[Note: This post contains spoilers. If you haven’t seen the movies, proceed at your own risk.]
“Dude, Zac Efron totally just beat up Spider-Man and took his Lunchables” was the subtext of pretty much every box-office story Monday morning, when we all gawked at Neighbors’ $50 million weekend (OK, $49 mil, officially) and politely averted our eyes from Spider-Man’s less-than-amazing $35 million. Bear in mind, The Amazing Spiderman 2 has racked up $400 million from international audiences who wolf down our eye-bleeding comic-book extravaganzas like half-priced jalapeño poppers at a TGI Fridays happy hour. At $550 million total, TAS2 still has a shot at getting within spitting distance of the original Amazing Spider-Man’s $750 million; Peter Parker isn’t doing too badly.

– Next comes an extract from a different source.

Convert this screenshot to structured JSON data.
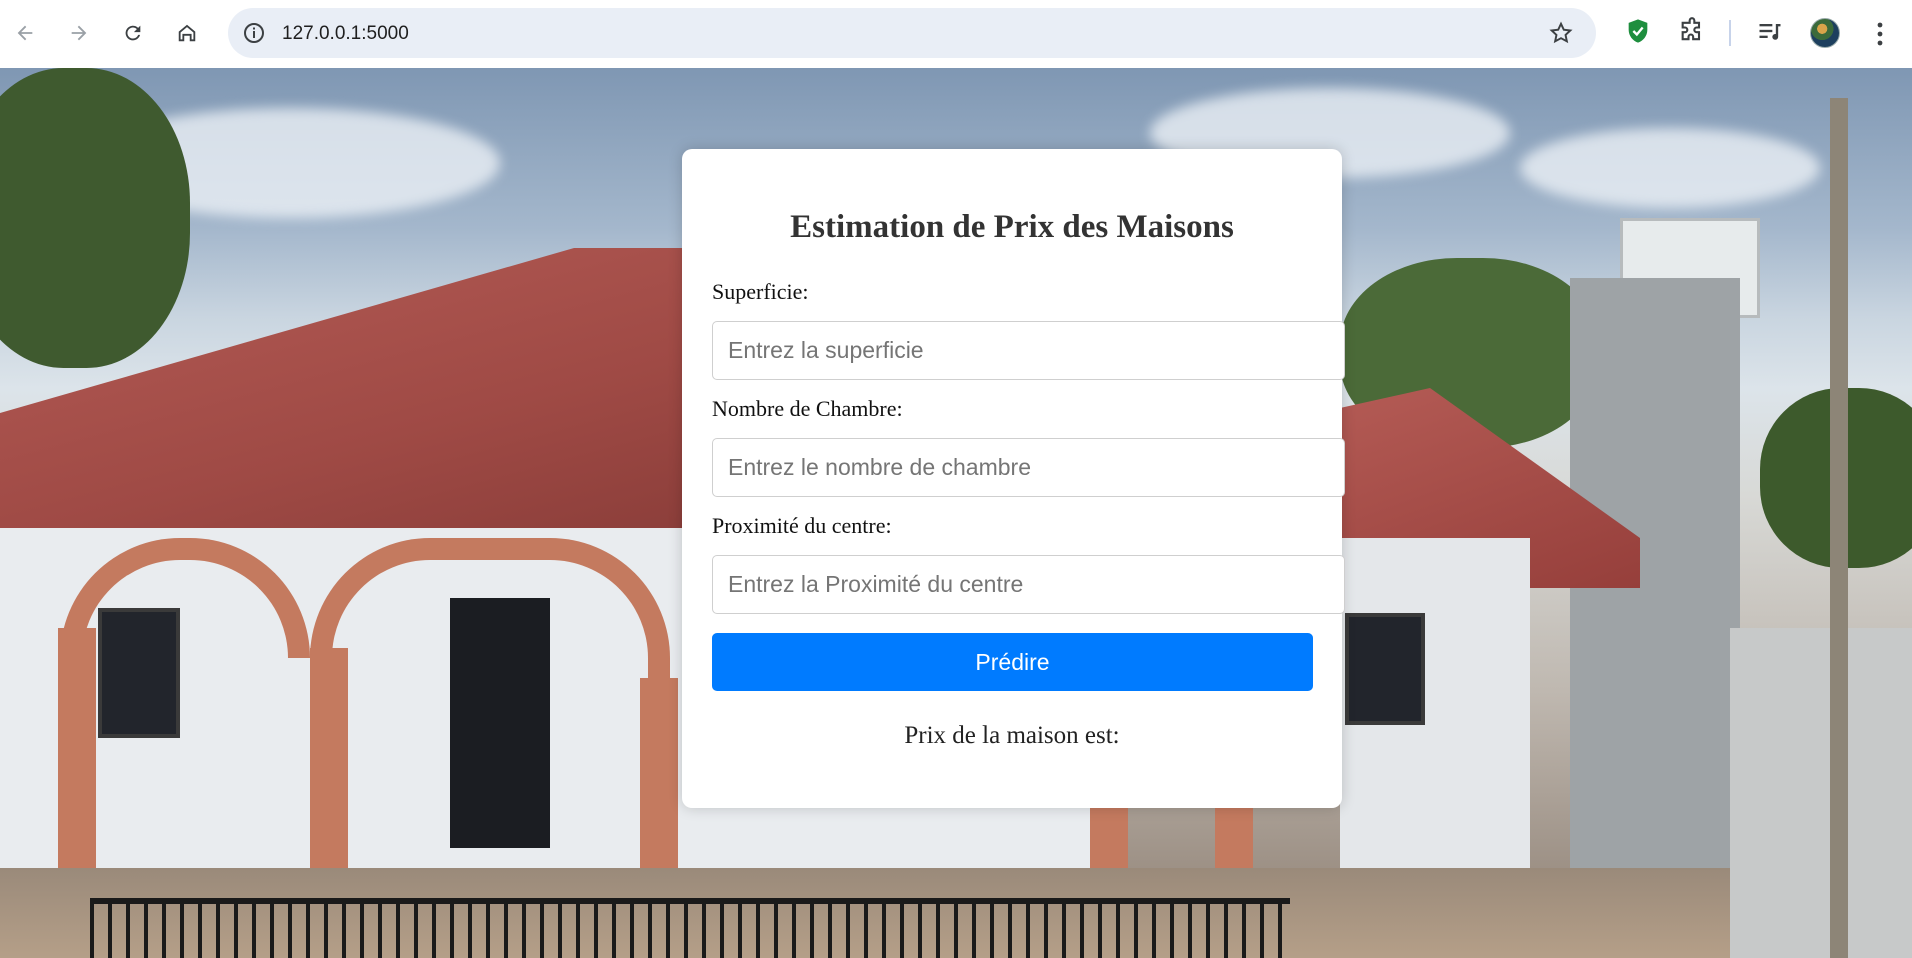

Still, pride counts for a lot in Hollywood, and the Ten Commandments of Blockbuster Economics clearly state that R-rated comedies with breast-milk jokes shalt not embarrass marquee franchises.
So what gives? Is Spidey 2 really that bad, or is this just a case of superhero schadenfreude? After all, there is an anarchic glee in thinking that somehow Seth Rogen as a bro-daddy had wider appeal than the latest force-fed spectacle. On the contrary, TAS2’s steep second-weekend drop gives me a chance to use my other favorite €20 word: Fremdschämen, which is roughly what you feel when Grandpa walks out of the men’s room trailing a whole roll of toilet paper. Emma Stone and Andrew Garfield are just so damn likable — you really want them to succeed. Hell, I still hate Jesse Eisenberg for throwing Eduardo Saverin’s puppy-dog eyes under the bus in The Social Network. But all those Spideys stenciled on the sides of USPS trucks everywhere can’t help but reek of desperation. Suffering a bad case of Marvel envy, Sony wants so badly for the Spidey-verse to be a thing.

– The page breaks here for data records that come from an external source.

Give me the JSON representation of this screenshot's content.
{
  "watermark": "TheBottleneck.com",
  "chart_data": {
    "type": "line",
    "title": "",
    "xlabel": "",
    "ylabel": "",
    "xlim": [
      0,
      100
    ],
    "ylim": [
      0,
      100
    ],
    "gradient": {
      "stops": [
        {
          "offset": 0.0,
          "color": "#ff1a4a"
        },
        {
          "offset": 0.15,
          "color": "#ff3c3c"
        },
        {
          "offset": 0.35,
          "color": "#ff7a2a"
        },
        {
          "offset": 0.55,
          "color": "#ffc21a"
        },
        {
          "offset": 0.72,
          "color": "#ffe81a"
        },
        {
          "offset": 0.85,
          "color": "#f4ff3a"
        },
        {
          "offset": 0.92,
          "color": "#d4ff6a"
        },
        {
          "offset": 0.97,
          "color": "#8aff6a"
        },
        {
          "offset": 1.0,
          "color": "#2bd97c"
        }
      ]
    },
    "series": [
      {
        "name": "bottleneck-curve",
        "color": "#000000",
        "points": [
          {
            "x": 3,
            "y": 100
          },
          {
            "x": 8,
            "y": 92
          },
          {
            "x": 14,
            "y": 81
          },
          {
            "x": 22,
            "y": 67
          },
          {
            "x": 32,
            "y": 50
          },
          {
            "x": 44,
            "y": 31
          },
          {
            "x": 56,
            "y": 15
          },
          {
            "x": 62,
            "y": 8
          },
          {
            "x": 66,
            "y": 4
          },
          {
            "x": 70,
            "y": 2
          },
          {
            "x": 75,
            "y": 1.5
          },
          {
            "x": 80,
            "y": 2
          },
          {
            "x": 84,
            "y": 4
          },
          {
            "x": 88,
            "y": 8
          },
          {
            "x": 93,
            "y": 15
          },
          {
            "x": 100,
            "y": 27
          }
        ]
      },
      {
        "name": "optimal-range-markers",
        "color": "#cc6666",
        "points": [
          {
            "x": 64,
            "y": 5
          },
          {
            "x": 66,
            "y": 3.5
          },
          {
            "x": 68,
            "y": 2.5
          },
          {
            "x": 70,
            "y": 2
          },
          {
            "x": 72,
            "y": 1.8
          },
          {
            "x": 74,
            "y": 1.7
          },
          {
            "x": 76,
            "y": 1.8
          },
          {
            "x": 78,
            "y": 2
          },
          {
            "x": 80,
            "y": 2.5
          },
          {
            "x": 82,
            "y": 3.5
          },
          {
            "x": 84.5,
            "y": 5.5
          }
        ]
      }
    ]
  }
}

But the studio probably should’ve saved some of the creative focus it lavished on the marketing effort for the sequel, and applied it to the meandering, overstuffed script. (You’d think it would have learned its lesson after Spider Man 3’s emo-addled ADD.) At least the filmmakers could’ve tried to give Gwen Stacy the death she deserved, instead of lazily dropping her right into the middle of the climactic battle just to push a button and plummet to her death. Sadly, Hollywood’s creative gatekeepers seem to have taken the wrong lessons from the post–Breaking Bad and Dark Knight world: Darkness minus complexity just comes across as a cynical snuff film. Marc Webb can deftly choreograph Garfield and Stone’s chemistry like a maestro, but if the screenplay has all the texture of refried beans, it doesn’t matter. Believe it or not, we as audiences are smart enough to see the sleight of hand if you’re too lazy to sleight the hand — thus, TAS2’s 60 percent second-weekend drop.

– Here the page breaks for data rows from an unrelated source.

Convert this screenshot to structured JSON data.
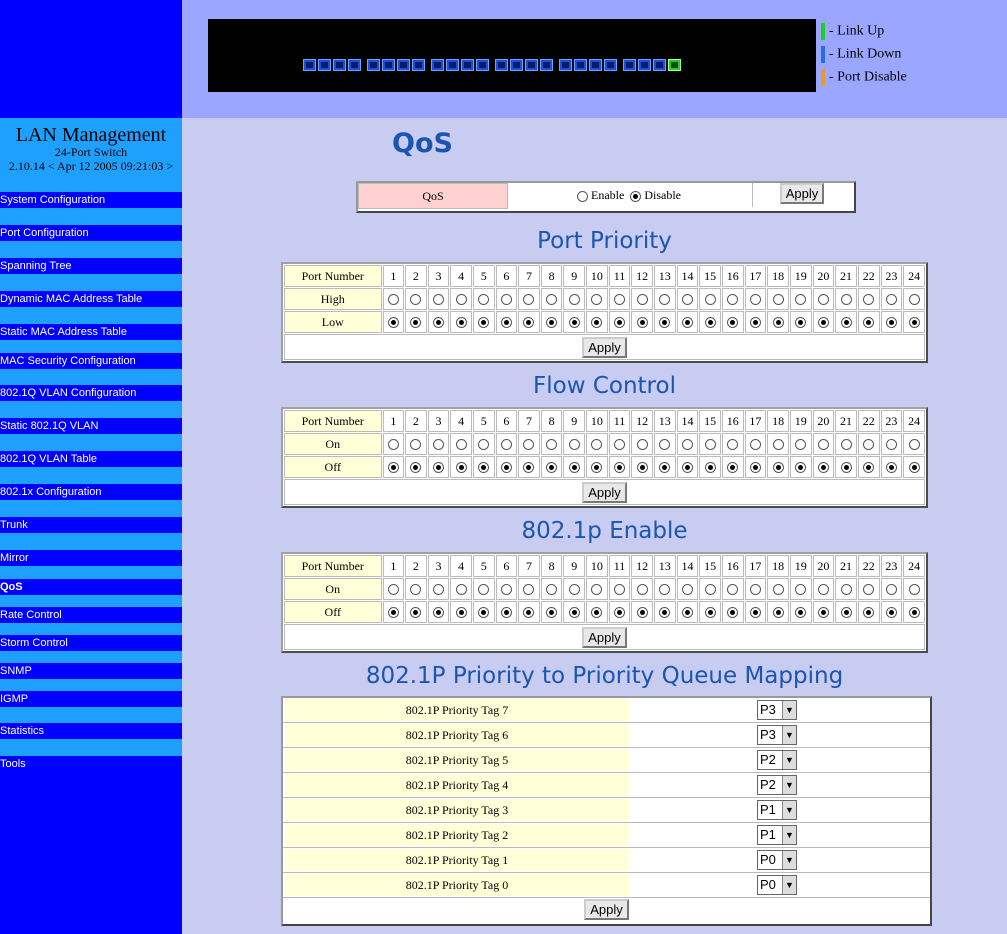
{
  "sidebar": {
    "title": "LAN Management",
    "subtitle": "24-Port Switch",
    "version": "2.10.14 < Apr 12 2005 09:21:03 >",
    "items": [
      {
        "label": "System Configuration"
      },
      {
        "label": "Port Configuration"
      },
      {
        "label": "Spanning Tree"
      },
      {
        "label": "Dynamic MAC Address Table"
      },
      {
        "label": "Static MAC Address Table"
      },
      {
        "label": "MAC Security Configuration"
      },
      {
        "label": "802.1Q VLAN Configuration"
      },
      {
        "label": "Static 802.1Q VLAN"
      },
      {
        "label": "802.1Q VLAN Table"
      },
      {
        "label": "802.1x Configuration"
      },
      {
        "label": "Trunk"
      },
      {
        "label": "Mirror"
      },
      {
        "label": "QoS",
        "active": true
      },
      {
        "label": "Rate Control"
      },
      {
        "label": "Storm Control"
      },
      {
        "label": "SNMP"
      },
      {
        "label": "IGMP"
      },
      {
        "label": "Statistics"
      },
      {
        "label": " Tools"
      }
    ]
  },
  "legend": [
    {
      "label": "- Link Up",
      "color": "#22cc22"
    },
    {
      "label": "- Link Down",
      "color": "#2a6ae8"
    },
    {
      "label": "- Port Disable",
      "color": "#e89a2a"
    }
  ],
  "ports_up": [
    24
  ],
  "page_title": "QoS",
  "qos": {
    "label": "QoS",
    "enable_label": "Enable",
    "disable_label": "Disable",
    "selected": "Disable",
    "apply": "Apply"
  },
  "port_priority": {
    "title": "Port Priority",
    "header": "Port Number",
    "rows": [
      {
        "label": "High",
        "checked": false
      },
      {
        "label": "Low",
        "checked": true
      }
    ],
    "apply": "Apply"
  },
  "flow_control": {
    "title": "Flow Control",
    "header": "Port Number",
    "rows": [
      {
        "label": "On",
        "checked": false
      },
      {
        "label": "Off",
        "checked": true
      }
    ],
    "apply": "Apply"
  },
  "p8021p_enable": {
    "title": "802.1p Enable",
    "header": "Port Number",
    "rows": [
      {
        "label": "On",
        "checked": false
      },
      {
        "label": "Off",
        "checked": true
      }
    ],
    "apply": "Apply"
  },
  "ports": [
    "1",
    "2",
    "3",
    "4",
    "5",
    "6",
    "7",
    "8",
    "9",
    "10",
    "11",
    "12",
    "13",
    "14",
    "15",
    "16",
    "17",
    "18",
    "19",
    "20",
    "21",
    "22",
    "23",
    "24"
  ],
  "mapping": {
    "title": "802.1P Priority to Priority Queue Mapping",
    "rows": [
      {
        "label": "802.1P Priority Tag 7",
        "value": "P3"
      },
      {
        "label": "802.1P Priority Tag 6",
        "value": "P3"
      },
      {
        "label": "802.1P Priority Tag 5",
        "value": "P2"
      },
      {
        "label": "802.1P Priority Tag 4",
        "value": "P2"
      },
      {
        "label": "802.1P Priority Tag 3",
        "value": "P1"
      },
      {
        "label": "802.1P Priority Tag 2",
        "value": "P1"
      },
      {
        "label": "802.1P Priority Tag 1",
        "value": "P0"
      },
      {
        "label": "802.1P Priority Tag 0",
        "value": "P0"
      }
    ],
    "apply": "Apply"
  }
}
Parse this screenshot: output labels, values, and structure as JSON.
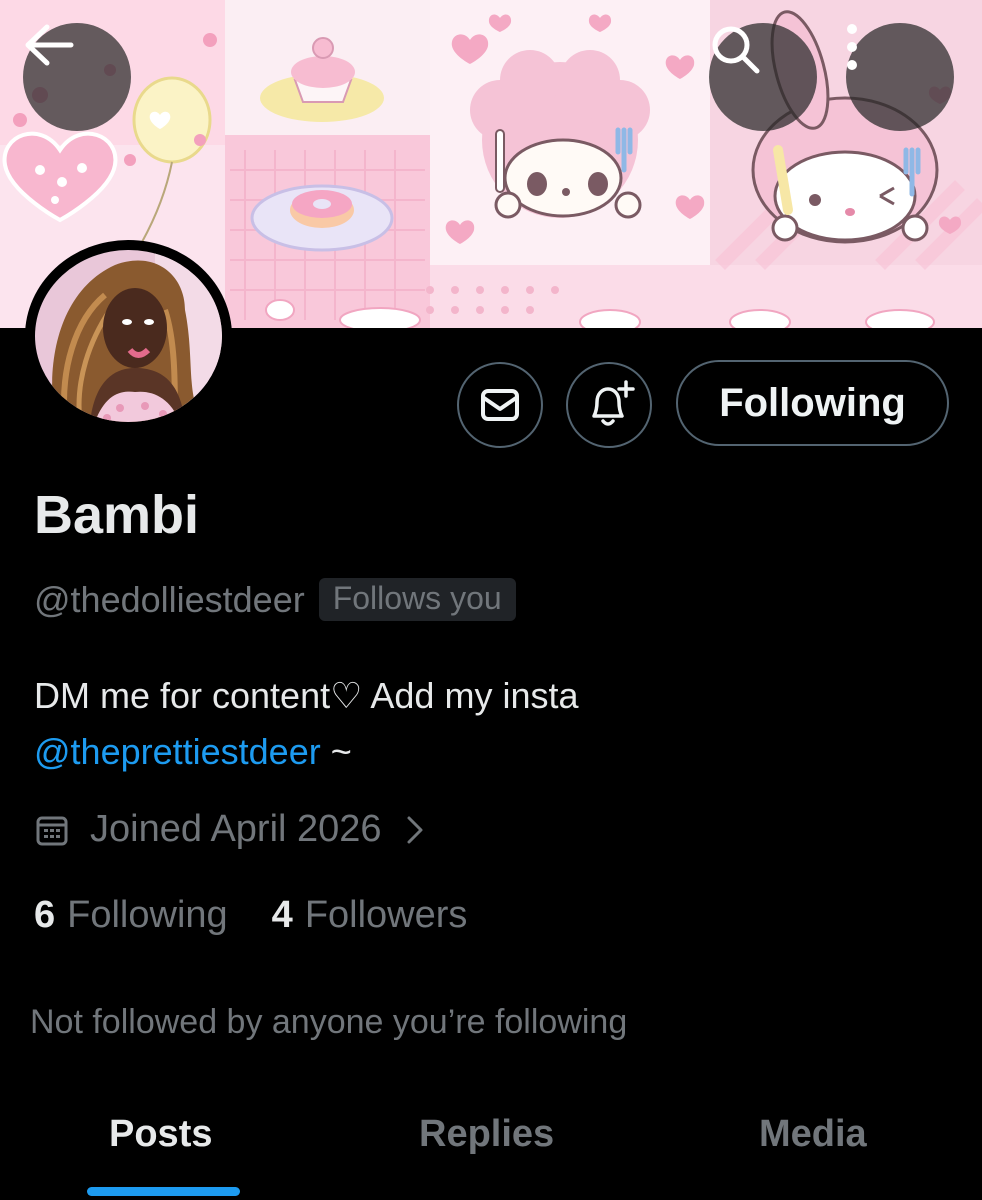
{
  "profile": {
    "name": "Bambi",
    "handle": "@thedolliestdeer",
    "follows_you_badge": "Follows you",
    "bio_text": "DM me for content♡ Add my insta",
    "bio_link": "@theprettiestdeer",
    "bio_suffix": " ~",
    "joined": "Joined April 2026",
    "following_count": "6",
    "following_label": "Following",
    "followers_count": "4",
    "followers_label": "Followers",
    "mutuals_note": "Not followed by anyone you’re following"
  },
  "actions": {
    "following_button": "Following"
  },
  "tabs": [
    {
      "label": "Posts",
      "active": true
    },
    {
      "label": "Replies",
      "active": false
    },
    {
      "label": "Media",
      "active": false
    }
  ],
  "icons": {
    "back": "arrow-left-icon",
    "search": "search-icon",
    "more": "more-vertical-icon",
    "message": "envelope-icon",
    "notify": "bell-plus-icon",
    "calendar": "calendar-icon",
    "chevron": "chevron-right-icon"
  },
  "colors": {
    "accent": "#1d9bf0",
    "muted": "#71767b",
    "text": "#e7e9ea",
    "border": "#536471"
  }
}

Unfortunately — or fortunately, if you run a studio — overseas audiences don’t seem to care much about story problems in our blockbuster product, as explosions are the international language. And it still takes a lot of American ingenuity (and processing power) to get the sheen of Spider-Man’s webs just right. We have to remember: Superhero franchises, with set pieces stacked one on top of the other like seven-layer bean dip, are being made less and less with us in mind, and more and more for audiences elsewhere. And since comedies don’t really translate, Neighbors doesn’t even have a shot at that sweet Chinese box office. Which means the economics almost dictate that the Spidey-verse shall march on undaunted.
As for Neighbors, it did everything right: It built a head of steam out of South by Southwest, smartly counterprogrammed against the summer’s foreordained march of men in tights, and most of all, it pulled no creative punches. Universal wisely gave Nick Stoller, Evan Goldberg, and Seth Rogen free rein, while Spider-Man’s script felt like it had all the spontaneity of a board meeting. In the age where Twitter has replaced the morning paper, you can just smell the “meh” from a mile away. Considering movies cost ever more while the average American earns ever less, it’s an expensive proposition to be disappointed at the cineplex. We have a lot more incentive these days to avoid the mediocre, even when it comes with a $200 million price tag. Ironically, the studios simultaneously have less incentive to cater to us. They’re out to conquer the world, Avengers-style, even as we have streaming access to a greater variety of interesting films and television from all around the globe. As we get more sophisticated, studios must serve a broader audience: It’s not enough to please both coasts and the Midwest; they have to start thinking about Hubei province and Liverpool, too.
So, I’m betting that, for the foreseeable future, the superheroes will stick to the script, no matter how stale it gets; if you want any real surprises at the movies, you’ll have to turn to comedies. Those are still made with American audiences in mind.